In database ACID (Atomicity, Consistency, Isolation, Durability) is a set of properties that guarantee database reliability while processing transactions. Databases being the foundation of most -if not all- IT solutions can be considered the superclass of any transactional system thus such properties are usually inherited such systems. One way to abstract a complex system is as a database with each subsystem being a table.
Keeping these concepts in mind while designing transactional based systems is quite valuable as it yields a stable operable system that would run as expected at a low operational cost; Naturally a cost benefit analysis should precede this as sometimes its actually cheaper to let the system fail and handle failures operationally. These properties within the transactional system design context are:
Atomicity: All or nothing, the transaction should either be successfully completed or rolled back. This can be implemented by exception handling and checkpointing. A partially successful transaction shouldn’t exist, the transaction should either complete successfully or is rolled back to reverse the impact it had on the system.
The complexity of atomicity is a function of the number of systems involved and the actions required to roll back a transaction’s partial impact, furthermore recursive failures must be kept in mind, as there is always a potential for rollback of the rollback to fail. Usually such functionality is achieved by using an order management system (such as OSM) which sees the execution of a transaction across the subsystems and make sure that failures are handled or rolled back.
Consistency: Any transaction must bring the entire system from one state to another. For instance if we are doing a sim swap the updated sim must be reflected across all systems, inconsistencies can take place in many ways other than failures (given that Atomicity concepts are well guarded).
One of the most common reasons for data drift is human operational intervention, operations going in and updating some system manually using a database update statement or by invoking an internal system service. Another reason is bad design, instead of relying on system “public” services, subsystems “private” micro-services are directly invoked.
Maintaining consistency can be done by restricting database access and setting standards in regards to micro services invocation and the reliance on public services invoked through the middleware. Constructing a protected / private micro-service is a pattern that should be used more often, to guarantee that future developers will not directly invoke a micro-service that would impact system’s consistency.
Isolation: The concurrent execution of transactions should have the same results as transactions executed serially.
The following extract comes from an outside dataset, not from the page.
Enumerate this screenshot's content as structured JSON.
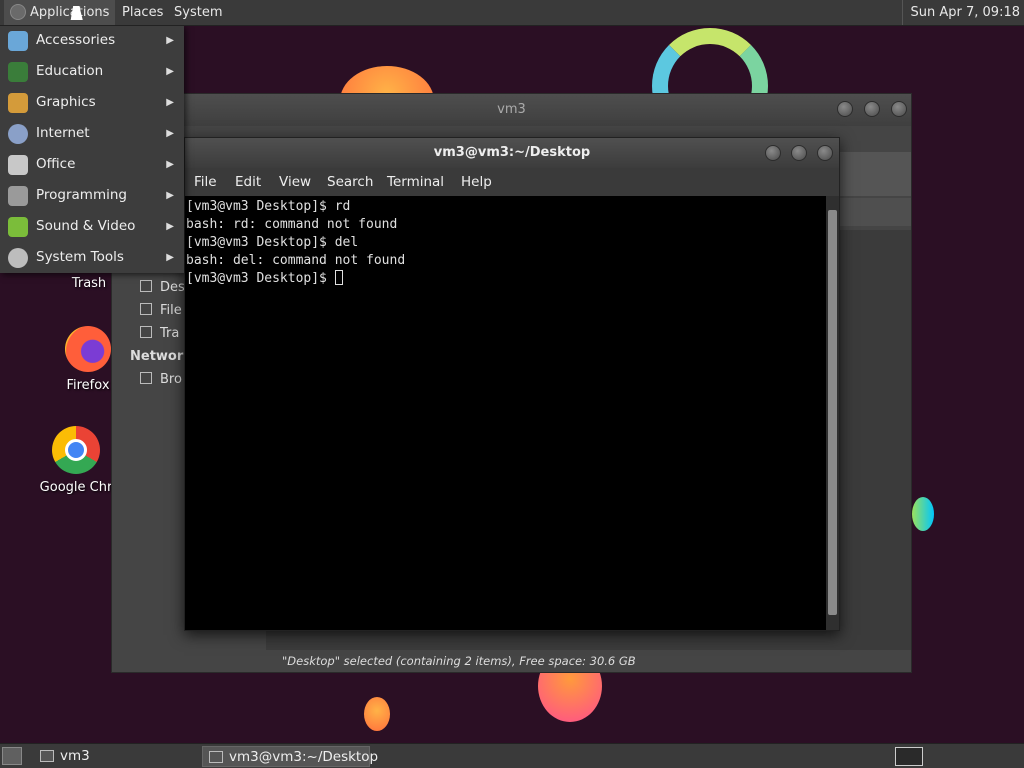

A customer updating his bundle and changing the voice mail language should have the same result whether they are implemented in parallel or serial…Siebel usually copies the customer assets into any newly constructed order, and doesn’t update the assets until an order is complete. If both orders run in parallel one will end up rolling back the other (only on Siebel assets) hence you often find that Siebel will only allow a single open order at a time. And if a customer has a failed order that requires operational intervention he can’t do anything until that order has been completed successfully.
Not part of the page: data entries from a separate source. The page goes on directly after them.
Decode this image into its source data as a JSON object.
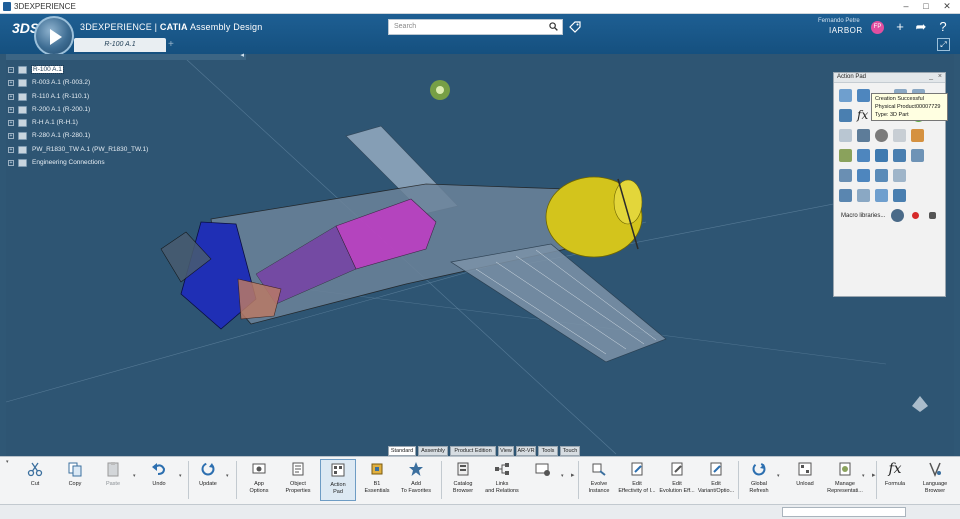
{
  "window": {
    "title": "3DEXPERIENCE"
  },
  "header": {
    "brand": "3DEXPERIENCE",
    "app_sep": " | ",
    "app": "CATIA",
    "app_module": "Assembly Design",
    "search_placeholder": "Search",
    "user_name": "Fernando Petre",
    "user_context": "IARBOR",
    "avatar_initials": "FP"
  },
  "tabs": [
    {
      "label": "R-100 A.1"
    }
  ],
  "tree": {
    "items": [
      {
        "label": "R-100 A.1",
        "selected": true
      },
      {
        "label": "R-003 A.1 (R-003.2)"
      },
      {
        "label": "R-110 A.1 (R-110.1)"
      },
      {
        "label": "R-200 A.1 (R-200.1)"
      },
      {
        "label": "R-H A.1 (R-H.1)"
      },
      {
        "label": "R-280 A.1 (R-280.1)"
      },
      {
        "label": "PW_R1830_TW A.1 (PW_R1830_TW.1)"
      },
      {
        "label": "Engineering Connections"
      }
    ]
  },
  "action_pad": {
    "title": "Action Pad",
    "macro_label": "Macro libraries...",
    "tooltip": [
      "Creation Successful",
      "Physical Product00007729",
      "Type: 3D Part"
    ]
  },
  "bottom_tabs": [
    "Standard",
    "Assembly",
    "Product Edition",
    "View",
    "AR-VR",
    "Tools",
    "Touch"
  ],
  "active_bottom_tab": "Standard",
  "toolbar": {
    "items": [
      {
        "label": "Cut",
        "icon": "scissors-icon"
      },
      {
        "label": "Copy",
        "icon": "copy-icon"
      },
      {
        "label": "Paste",
        "icon": "paste-icon",
        "disabled": true
      },
      {
        "label": "Undo",
        "icon": "undo-icon"
      },
      {
        "label": "Update",
        "icon": "update-icon"
      },
      {
        "label": "App\nOptions",
        "icon": "app-options-icon"
      },
      {
        "label": "Object\nProperties",
        "icon": "properties-icon"
      },
      {
        "label": "Action\nPad",
        "icon": "action-pad-icon",
        "active": true
      },
      {
        "label": "B1\nEssentials",
        "icon": "essentials-icon"
      },
      {
        "label": "Add\nTo Favorites",
        "icon": "star-icon"
      },
      {
        "label": "Catalog\nBrowser",
        "icon": "catalog-icon"
      },
      {
        "label": "Links\nand Relations",
        "icon": "links-icon"
      },
      {
        "label": "",
        "icon": "settings-grid-icon"
      },
      {
        "label": "Evolve\nInstance",
        "icon": "evolve-icon"
      },
      {
        "label": "Edit\nEffectivity of I...",
        "icon": "edit-effectivity-icon"
      },
      {
        "label": "Edit\nEvolution Eff...",
        "icon": "edit-evolution-icon"
      },
      {
        "label": "Edit\nVariant/Optio...",
        "icon": "edit-variant-icon"
      },
      {
        "label": "Global\nRefresh",
        "icon": "refresh-icon"
      },
      {
        "label": "Unload",
        "icon": "unload-icon"
      },
      {
        "label": "Manage\nRepresentati...",
        "icon": "manage-rep-icon"
      },
      {
        "label": "Formula",
        "icon": "formula-icon"
      },
      {
        "label": "Language\nBrowser",
        "icon": "language-icon"
      }
    ]
  },
  "colors": {
    "header": "#1b5a8c",
    "viewport": "#2e5573",
    "accent": "#e14fa0"
  }
}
Maintaining isolation in a complex environment can be rather complicated, the simplistic solution that is the de-facto best practice is locking out parallel process execution all together piping everything through a single system (Order management/CRM) and making sure that transactions are executed in a serial fashion. More advanced approaches are available such as intelligent business rules about actions that can be conducted in parallel however the cost of such approaches is high and operating them is a nightmare.
Durability: Once a transaction is completed successfully…it remains so in the event of a power outage or a crash. This impacts inflight orders with multiple subflows, in case of an outage the order should resume from where it had stopped, Oracle AIA (oracle pre-fusion middleware) achieved this by the use of the “dehydration points” concept, in which a snapshot of flow is stored in the database as a checkpoint. Oracle AQs (Advanced Queues) guarantee that messages sent between subsystems are kept in none volatile memory and are handled upon outage end.
Designing for durability while working on a high level design can be challenging given that the design should be technology agnostic yet there are a set of best practices such as checkpointing and trying to avoid exceptionally long flows.